Oh, certainly many would cluck-cluck their disagreement with that hard truth, yet I beg to differ. Actually, I don’t beg and differing comes naturally, thank goodness. My point being that all it takes is a quick and indeed honest look around at this ‘civilization’ to see the truth of which I speak.

 

Facing mystery, wonder, the unknown, takes courage. Facing one’s own doubly so. Imagine exploring that terrain. Imagine embodying it! Perhaps it’s the conditioning most of us are forced to endure. Perhaps it’s simply easier to believe what we are told is so rather than to actually dare to question what we’ve been led to perceive as authority itself. Poo-poo on authority I say. Bunch of clowns in funny costumes neither impresses me nor inspires me with anything but laughter. I’ve actually been allergic to the whole presumed affair since arriving, and personally drove my father quite mad with my endless, endless questions.

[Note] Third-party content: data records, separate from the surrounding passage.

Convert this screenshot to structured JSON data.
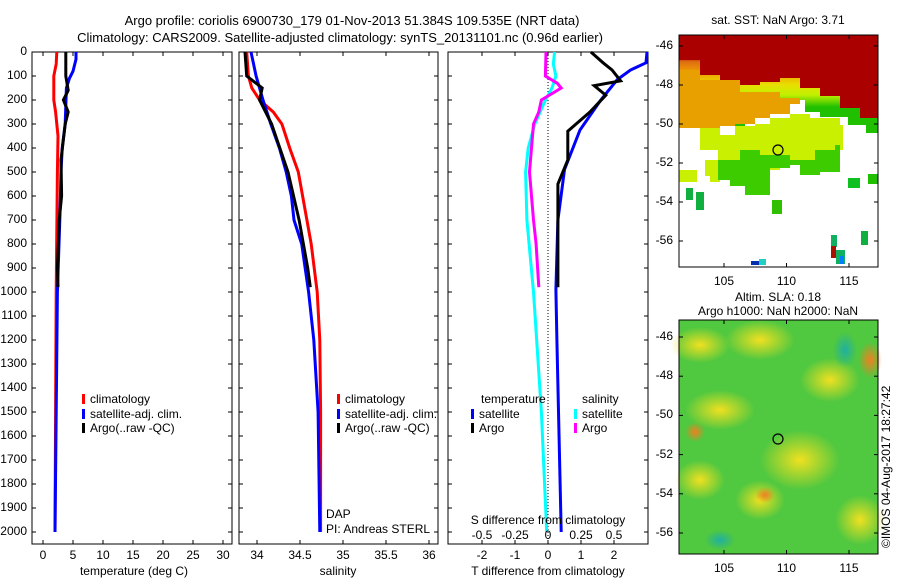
{
  "title_line1": "Argo profile: coriolis 6900730_179 01-Nov-2013 51.384S 109.535E (NRT data)",
  "title_line2": "Climatology: CARS2009. Satellite-adjusted climatology: synTS_20131101.nc (0.96d earlier)",
  "depth_ticks": [
    "0",
    "100",
    "200",
    "300",
    "400",
    "500",
    "600",
    "700",
    "800",
    "900",
    "1000",
    "1100",
    "1200",
    "1300",
    "1400",
    "1500",
    "1600",
    "1700",
    "1800",
    "1900",
    "2000"
  ],
  "colors": {
    "climatology": "#ff0000",
    "satellite": "#0000ff",
    "argo": "#000000",
    "sal_satellite": "#00ffff",
    "sal_argo": "#ff00ff"
  },
  "chart_data": [
    {
      "type": "line",
      "xlabel": "temperature (deg C)",
      "ylabel": "depth",
      "xlim": [
        -1.5,
        31.5
      ],
      "ylim": [
        2050,
        0
      ],
      "xticks": [
        "0",
        "5",
        "10",
        "15",
        "20",
        "25",
        "30"
      ],
      "xtick_values": [
        0,
        5,
        10,
        15,
        20,
        25,
        30
      ],
      "legend": [
        "climatology",
        "satellite-adj. clim.",
        "Argo(..raw -QC)"
      ],
      "series": [
        {
          "name": "climatology",
          "color": "#ff0000",
          "depth": [
            0,
            50,
            100,
            200,
            250,
            350,
            500,
            1000,
            1500,
            2000
          ],
          "values": [
            2.3,
            2.2,
            1.8,
            1.8,
            2.1,
            2.5,
            2.4,
            2.2,
            2.1,
            2.0
          ]
        },
        {
          "name": "satellite-adj. clim.",
          "color": "#0000ff",
          "depth": [
            0,
            30,
            80,
            110,
            150,
            300,
            400,
            500,
            700,
            1000,
            1500,
            2000
          ],
          "values": [
            5.5,
            5.5,
            5.0,
            4.4,
            3.9,
            3.7,
            3.2,
            3.0,
            2.8,
            2.4,
            2.2,
            2.0
          ]
        },
        {
          "name": "Argo(..raw -QC)",
          "color": "#000000",
          "depth": [
            0,
            100,
            160,
            200,
            250,
            300,
            450,
            600,
            700,
            900,
            980
          ],
          "values": [
            3.8,
            3.8,
            4.2,
            3.4,
            4.2,
            3.7,
            3.0,
            3.1,
            2.7,
            2.4,
            2.5
          ]
        }
      ]
    },
    {
      "type": "line",
      "xlabel": "salinity",
      "xlim": [
        33.78,
        36.1
      ],
      "ylim": [
        2050,
        0
      ],
      "xticks": [
        "34",
        "34.5",
        "35",
        "35.5",
        "36"
      ],
      "xtick_values": [
        34,
        34.5,
        35,
        35.5,
        36
      ],
      "legend": [
        "climatology",
        "satellite-adj. clim.",
        "Argo(..raw -QC)"
      ],
      "annotations": [
        "DAP",
        "PI: Andreas STERL"
      ],
      "series": [
        {
          "name": "climatology",
          "color": "#ff0000",
          "depth": [
            0,
            100,
            150,
            200,
            250,
            300,
            400,
            500,
            600,
            700,
            800,
            1000,
            1200,
            1500,
            2000
          ],
          "values": [
            33.88,
            33.9,
            33.94,
            34.03,
            34.19,
            34.29,
            34.38,
            34.48,
            34.53,
            34.58,
            34.63,
            34.7,
            34.73,
            34.74,
            34.74
          ]
        },
        {
          "name": "satellite-adj. clim.",
          "color": "#0000ff",
          "depth": [
            0,
            100,
            200,
            300,
            400,
            500,
            600,
            700,
            800,
            1000,
            1200,
            1500,
            2000
          ],
          "values": [
            33.93,
            33.99,
            34.07,
            34.16,
            34.26,
            34.34,
            34.4,
            34.43,
            34.52,
            34.6,
            34.66,
            34.71,
            34.73
          ]
        },
        {
          "name": "Argo(..raw -QC)",
          "color": "#000000",
          "depth": [
            0,
            100,
            150,
            200,
            300,
            500,
            700,
            900,
            980
          ],
          "values": [
            33.86,
            33.88,
            34.06,
            34.03,
            34.17,
            34.36,
            34.49,
            34.59,
            34.62
          ]
        }
      ]
    },
    {
      "type": "line",
      "xlabel": "T difference from climatology",
      "x2label": "S difference from climatology",
      "xlim": [
        -3,
        3.05
      ],
      "ylim": [
        2050,
        0
      ],
      "xticks": [
        "-2",
        "-1",
        "0",
        "1",
        "2"
      ],
      "xtick_values": [
        -2,
        -1,
        0,
        1,
        2
      ],
      "x2ticks": [
        "-0.5",
        "-0.25",
        "0",
        "0.25",
        "0.5"
      ],
      "x2tick_values": [
        -0.5,
        -0.25,
        0,
        0.25,
        0.5
      ],
      "legend_temperature": {
        "header": "temperature",
        "items": [
          "satellite",
          "Argo"
        ]
      },
      "legend_salinity": {
        "header": "salinity",
        "items": [
          "satellite",
          "Argo"
        ]
      },
      "series": [
        {
          "name": "temperature satellite",
          "axis": "T",
          "color": "#0000ff",
          "depth": [
            0,
            45,
            75,
            115,
            200,
            325,
            490,
            700,
            990,
            1200,
            2000
          ],
          "values": [
            3.0,
            2.97,
            2.5,
            2.1,
            1.6,
            0.97,
            0.5,
            0.3,
            0.24,
            0.27,
            0.4
          ]
        },
        {
          "name": "temperature Argo",
          "axis": "T",
          "color": "#000000",
          "depth": [
            0,
            45,
            75,
            120,
            140,
            180,
            250,
            330,
            450,
            550,
            700,
            980
          ],
          "values": [
            1.3,
            1.67,
            1.94,
            2.2,
            1.4,
            1.75,
            1.27,
            0.6,
            0.6,
            0.3,
            0.3,
            0.3
          ]
        },
        {
          "name": "salinity satellite",
          "axis": "S",
          "color": "#00ffff",
          "depth": [
            0,
            50,
            100,
            150,
            200,
            300,
            400,
            500,
            700,
            1000,
            1500,
            2000
          ],
          "values": [
            0.05,
            0.04,
            0.06,
            0.03,
            -0.02,
            -0.1,
            -0.15,
            -0.17,
            -0.16,
            -0.11,
            -0.05,
            -0.01
          ]
        },
        {
          "name": "salinity Argo",
          "axis": "S",
          "color": "#ff00ff",
          "depth": [
            0,
            100,
            130,
            150,
            200,
            250,
            300,
            500,
            700,
            800,
            980
          ],
          "values": [
            -0.015,
            -0.02,
            0.07,
            0.1,
            -0.05,
            -0.07,
            -0.11,
            -0.14,
            -0.11,
            -0.09,
            -0.07
          ]
        }
      ]
    }
  ],
  "map_sst": {
    "title": "sat. SST: NaN Argo: 3.71",
    "lat_ticks": [
      "-46",
      "-48",
      "-50",
      "-52",
      "-54",
      "-56"
    ],
    "lon_ticks": [
      "105",
      "110",
      "115"
    ],
    "marker": {
      "lon": 109.535,
      "lat": -51.384
    }
  },
  "map_sla": {
    "title_line1": "Altim. SLA: 0.18",
    "title_line2": "Argo h1000: NaN h2000: NaN",
    "lat_ticks": [
      "-46",
      "-48",
      "-50",
      "-52",
      "-54",
      "-56"
    ],
    "lon_ticks": [
      "105",
      "110",
      "115"
    ],
    "marker": {
      "lon": 109.535,
      "lat": -51.384
    }
  },
  "credit": "©IMOS 04-Aug-2017 18:27:42"
}
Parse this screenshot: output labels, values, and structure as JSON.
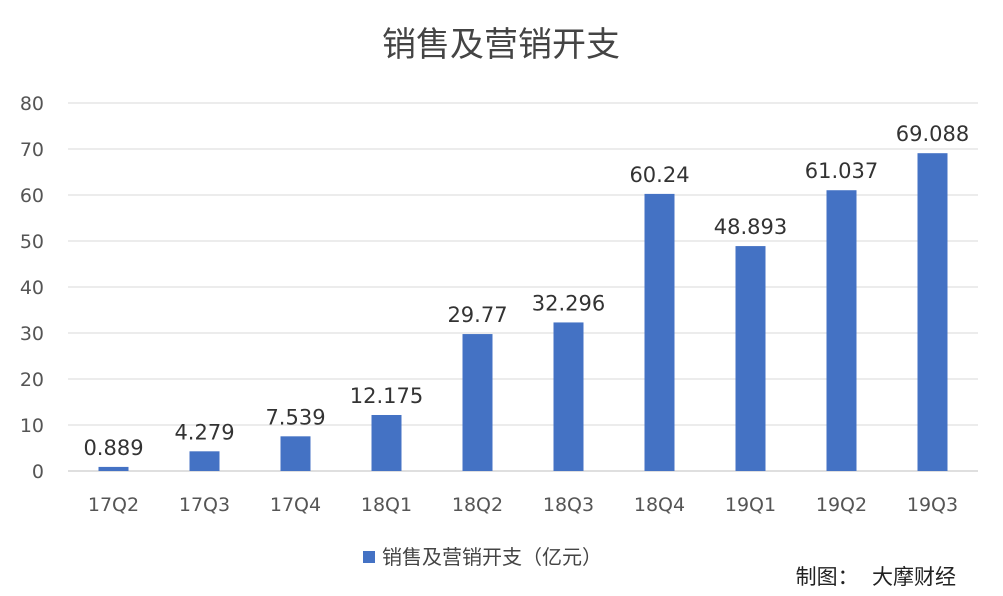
{
  "chart_data": {
    "type": "bar",
    "title": "销售及营销开支",
    "categories": [
      "17Q2",
      "17Q3",
      "17Q4",
      "18Q1",
      "18Q2",
      "18Q3",
      "18Q4",
      "19Q1",
      "19Q2",
      "19Q3"
    ],
    "series": [
      {
        "name": "销售及营销开支（亿元）",
        "values": [
          0.889,
          4.279,
          7.539,
          12.175,
          29.77,
          32.296,
          60.24,
          48.893,
          61.037,
          69.088
        ],
        "labels": [
          "0.889",
          "4.279",
          "7.539",
          "12.175",
          "29.77",
          "32.296",
          "60.24",
          "48.893",
          "61.037",
          "69.088"
        ]
      }
    ],
    "y_ticks": [
      "0",
      "10",
      "20",
      "30",
      "40",
      "50",
      "60",
      "70",
      "80"
    ],
    "ylim": [
      0,
      80
    ],
    "grid": true,
    "legend_position": "bottom",
    "bar_color": "#4472C4"
  },
  "credit": "制图：  大摩财经"
}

Why, being my favorite of them.   In fact I attribute my continual questing and evolution to that very practice.

 

Why? Why is it so? Why is humanity so cowed, so domesticated, so neutered and fixed away from the potential of it’s own magical heritage? How does this happen? The why is simple: keeps who’s doing it fed. The how? Well, it’s all self-importance you see. We are taught to respect and respond to it, to acquire it for ourselves, to trade in it, to mate through and because of it, to judge one another by it’s measure, to inculcate it in the next generation ad nauseam, to struggle mightily for our place atop that ridiculous pyramid. And in the end we die, never having been free.

 

“… most of our energy goes into upholding our importance… if we were capable of losing some of that importance, two extraordinary things would happen to us. One, we would free our energy from trying to maintain the illusory idea of our grandeur; and two we would provide ourselves with enough energy to … catch a glimpse of the actual grandeur of the universe.”     – Carlos Castaneda

 

There’s a cure for this disease of the mind, body and spirit. And it too is all around us, within us even. There’s really no getting away from truth, no escape but a momentary one that quickly fades like the mirage that it is, leaving one with only a terrible thirst, seemingly unquenchable, and the awful certainty that there must be more to it than we were led to believe.

 

“Wonder is the beginning of wisdom.” -Socrates

 

The cure my friends and family is as straightforward as the path set before us seems not to be.

 

“A path is only a path, and there is no affront, to oneself or to others, in dropping it if that is what your heart tells you . . . Look at every path closely and deliberately. Try it as many times as you think necessary. Then ask yourself alone, one question . . . Does this path have a heart? If it does, the path is good; if it doesn’t it is of no use.”  ― Carlos Castaneda

 

Simple, eh? Walk a Path with Heart. We know that we are on that path because we are greeted by Joy. Nice, direct and natural. And who knows what we might discover with such direction and intent? Sounds more intriguing than the alternative, I say.

 

So, we are born from Wonder (1), we are molded by Tyranny (2), only to use that very tyranny as a springboard back into wonder again (3). Of course, only after losing our self-importance. What an amazing mystery we are!